Я наконец решился посмотреть на нее. Взоры наши встретились... Она чуть-чуть покраснела и наклонилась над канвой. Я стал наблюдать за нею. Она как будто недоумевала; невеселая усмешка изредка трогала ее губы.
Приимков вышел. Она вдруг подняла голову и довольно громко спросила меня:
- Что вы теперь намерены сделать?
Я смутился и торопливо, глухим голосом, отвечал, что намерен исполнить долг честного человека - удалиться, "потому что, - прибавил я, - я вас люблю, Вера Николаевна, вы, вероятно, давно это заметили". Она опять наклонилась к канве и задумалась.
- Я должна переговорить с вами, - промолвила она, - приходите сегодня вечером после чаю в наш домик... знаете, где вы читали "Фауста".
Она сказала это так внятно, что я и теперь не постигаю, каким образом Приимков, который в это самое мгновенье входил в комнату, не слыхал ничего. Тихо, томительно тихо прошел этот день. Вера иногда озиралась с таким выражением, как будто спрашивала себя: не во сне ли она? И в то же время на лице ее была написана решимость. А я... я не мог прийти в себя. Вера меня любит! Эти слова беспрестанно вращались в моем уме; но я не понимал их, - ни себя не понимал я, ни ее. Я не верил такому неожиданному, такому потрясающему счастию; с усилием припоминал прошедшее и тоже глядел, говорил, как во сне...
После чаю, когда я уже начинал думать о том, как бы незаметно выскользнуть из дома, она сама вдруг объявила, что хочет идти гулять, и предложила мне проводить ее. Я встал, взял шляпу и побрел за ней. Я не смел заговорить, я едва дышал, я ждал ее первого слова, ждал объяснений; но она молчала. Молча дошли мы до китайского домика, молча вошли в него, и тут - я до сих пор не знаю, не могу понять, как это сделалось - мы внезапно очутились в объятиях друг друга. Какая-то невидимая сила бросила меня к ней, ее - ко мне. При потухающем свете дня ее лицо, с закинутыми назад кудрями, мгновенно озарилось улыбкой самозабвения и неги, и наши губы слились ? поцелуй...
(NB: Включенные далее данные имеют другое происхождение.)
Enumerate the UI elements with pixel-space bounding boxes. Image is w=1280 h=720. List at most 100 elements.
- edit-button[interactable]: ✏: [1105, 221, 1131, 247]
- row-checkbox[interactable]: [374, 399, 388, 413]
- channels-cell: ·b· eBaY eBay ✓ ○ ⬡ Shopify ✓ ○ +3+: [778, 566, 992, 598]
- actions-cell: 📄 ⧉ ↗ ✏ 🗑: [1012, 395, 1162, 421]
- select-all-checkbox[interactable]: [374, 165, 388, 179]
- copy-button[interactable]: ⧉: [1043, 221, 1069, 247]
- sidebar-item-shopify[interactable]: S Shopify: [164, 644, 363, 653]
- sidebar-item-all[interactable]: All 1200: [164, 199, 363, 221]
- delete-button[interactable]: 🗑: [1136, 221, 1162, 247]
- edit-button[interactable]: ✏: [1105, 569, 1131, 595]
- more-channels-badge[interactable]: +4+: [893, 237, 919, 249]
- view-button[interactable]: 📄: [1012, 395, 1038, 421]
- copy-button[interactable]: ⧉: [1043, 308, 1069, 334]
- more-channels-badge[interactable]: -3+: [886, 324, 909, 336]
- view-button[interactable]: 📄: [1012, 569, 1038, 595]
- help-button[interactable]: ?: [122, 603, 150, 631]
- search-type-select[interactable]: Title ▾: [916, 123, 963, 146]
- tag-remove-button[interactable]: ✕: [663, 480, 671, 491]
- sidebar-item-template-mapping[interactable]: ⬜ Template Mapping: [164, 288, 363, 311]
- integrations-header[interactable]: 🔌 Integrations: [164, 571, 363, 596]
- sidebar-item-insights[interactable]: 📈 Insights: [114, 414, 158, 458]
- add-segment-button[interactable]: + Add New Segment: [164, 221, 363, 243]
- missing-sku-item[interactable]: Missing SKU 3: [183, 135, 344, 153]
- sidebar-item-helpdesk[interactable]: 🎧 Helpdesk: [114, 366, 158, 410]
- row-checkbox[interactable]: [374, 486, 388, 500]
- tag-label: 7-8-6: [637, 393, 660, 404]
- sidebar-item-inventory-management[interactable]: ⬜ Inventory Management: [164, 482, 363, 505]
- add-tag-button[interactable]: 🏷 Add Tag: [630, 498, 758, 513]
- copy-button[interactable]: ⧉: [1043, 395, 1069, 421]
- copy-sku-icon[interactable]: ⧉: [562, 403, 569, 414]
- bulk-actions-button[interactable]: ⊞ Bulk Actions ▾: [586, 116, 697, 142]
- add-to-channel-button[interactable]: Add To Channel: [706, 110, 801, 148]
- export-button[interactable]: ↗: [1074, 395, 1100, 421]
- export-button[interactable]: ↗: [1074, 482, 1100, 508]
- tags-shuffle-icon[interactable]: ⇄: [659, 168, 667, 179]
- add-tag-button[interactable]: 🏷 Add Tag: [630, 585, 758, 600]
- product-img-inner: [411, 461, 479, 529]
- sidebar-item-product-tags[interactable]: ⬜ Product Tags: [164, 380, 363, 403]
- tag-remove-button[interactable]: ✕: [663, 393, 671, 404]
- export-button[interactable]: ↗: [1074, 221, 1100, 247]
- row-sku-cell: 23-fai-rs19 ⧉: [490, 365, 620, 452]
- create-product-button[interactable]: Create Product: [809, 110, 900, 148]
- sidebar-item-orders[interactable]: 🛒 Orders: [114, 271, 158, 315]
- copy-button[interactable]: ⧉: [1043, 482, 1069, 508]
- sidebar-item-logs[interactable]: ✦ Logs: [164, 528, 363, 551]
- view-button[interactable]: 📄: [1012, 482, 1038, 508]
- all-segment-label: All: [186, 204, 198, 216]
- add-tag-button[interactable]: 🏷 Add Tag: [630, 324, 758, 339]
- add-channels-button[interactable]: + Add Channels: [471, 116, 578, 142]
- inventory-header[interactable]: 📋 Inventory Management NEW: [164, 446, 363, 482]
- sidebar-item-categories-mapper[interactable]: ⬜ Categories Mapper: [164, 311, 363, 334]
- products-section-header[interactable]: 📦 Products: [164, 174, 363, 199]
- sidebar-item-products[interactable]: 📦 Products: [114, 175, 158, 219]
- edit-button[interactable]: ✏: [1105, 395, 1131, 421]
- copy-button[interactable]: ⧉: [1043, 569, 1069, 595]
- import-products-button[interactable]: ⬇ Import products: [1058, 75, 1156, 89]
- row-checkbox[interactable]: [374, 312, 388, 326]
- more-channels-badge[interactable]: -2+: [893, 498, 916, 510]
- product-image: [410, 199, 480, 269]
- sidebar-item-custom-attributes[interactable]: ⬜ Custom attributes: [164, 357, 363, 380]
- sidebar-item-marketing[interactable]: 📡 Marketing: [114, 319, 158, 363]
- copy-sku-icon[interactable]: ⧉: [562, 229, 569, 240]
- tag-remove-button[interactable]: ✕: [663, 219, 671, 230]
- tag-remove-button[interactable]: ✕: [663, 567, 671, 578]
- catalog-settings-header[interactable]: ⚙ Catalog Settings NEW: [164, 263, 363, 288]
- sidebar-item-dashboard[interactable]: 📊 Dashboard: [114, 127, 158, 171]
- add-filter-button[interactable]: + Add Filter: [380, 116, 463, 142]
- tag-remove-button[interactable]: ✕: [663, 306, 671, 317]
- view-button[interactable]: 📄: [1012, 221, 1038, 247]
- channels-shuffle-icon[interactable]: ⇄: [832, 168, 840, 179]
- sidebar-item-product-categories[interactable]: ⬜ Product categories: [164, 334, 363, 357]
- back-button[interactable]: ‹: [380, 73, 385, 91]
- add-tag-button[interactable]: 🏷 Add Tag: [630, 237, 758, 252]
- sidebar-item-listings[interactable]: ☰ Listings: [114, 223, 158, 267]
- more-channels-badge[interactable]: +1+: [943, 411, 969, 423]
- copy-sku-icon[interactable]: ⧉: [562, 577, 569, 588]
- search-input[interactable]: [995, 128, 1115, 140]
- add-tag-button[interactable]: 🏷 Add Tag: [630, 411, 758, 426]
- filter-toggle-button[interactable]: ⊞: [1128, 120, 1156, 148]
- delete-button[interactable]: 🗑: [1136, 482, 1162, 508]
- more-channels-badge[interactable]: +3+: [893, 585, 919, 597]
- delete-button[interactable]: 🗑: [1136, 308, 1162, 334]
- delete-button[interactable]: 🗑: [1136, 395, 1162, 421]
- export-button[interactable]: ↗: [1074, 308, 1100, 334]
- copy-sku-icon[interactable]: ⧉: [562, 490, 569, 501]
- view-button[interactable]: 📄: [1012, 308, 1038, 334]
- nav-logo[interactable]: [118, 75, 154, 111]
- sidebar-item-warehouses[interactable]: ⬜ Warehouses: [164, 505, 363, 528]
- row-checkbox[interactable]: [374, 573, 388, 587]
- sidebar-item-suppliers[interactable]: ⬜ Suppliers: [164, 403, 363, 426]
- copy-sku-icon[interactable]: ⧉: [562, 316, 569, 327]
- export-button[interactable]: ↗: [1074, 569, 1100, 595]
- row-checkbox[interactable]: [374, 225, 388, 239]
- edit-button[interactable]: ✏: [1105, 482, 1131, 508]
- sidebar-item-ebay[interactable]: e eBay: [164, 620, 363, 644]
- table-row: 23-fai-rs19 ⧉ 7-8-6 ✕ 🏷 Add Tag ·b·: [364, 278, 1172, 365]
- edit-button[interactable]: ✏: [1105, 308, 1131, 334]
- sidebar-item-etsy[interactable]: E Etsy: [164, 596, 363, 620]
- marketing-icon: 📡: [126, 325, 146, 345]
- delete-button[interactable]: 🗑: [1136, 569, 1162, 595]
Этот поцелуй был первым и последним.
Вера вдруг вырвалась из рук моих и, с выражением ужаса в расширенных глазах, отшатнулась назад...
- Оглянитесь, - сказала она мне дрожащим голосом, - вы ничего не видите? Я быстро обернулся.
- Ничего. А вы разве что-нибудь видите?
- Теперь не вижу, а видела. Она глубоко и редко дышала.
- Кого? что?
- Мою мать, - медленно проговорила она и затрепетала вся.
Я тоже вздрогнул, словно холодом меня обдало. Мне вдруг стало жутко, как преступнику. Да разве я не был преступником в это мгновенье?
- Полноте! - начал я, - что вы это? Скажите мне лучше...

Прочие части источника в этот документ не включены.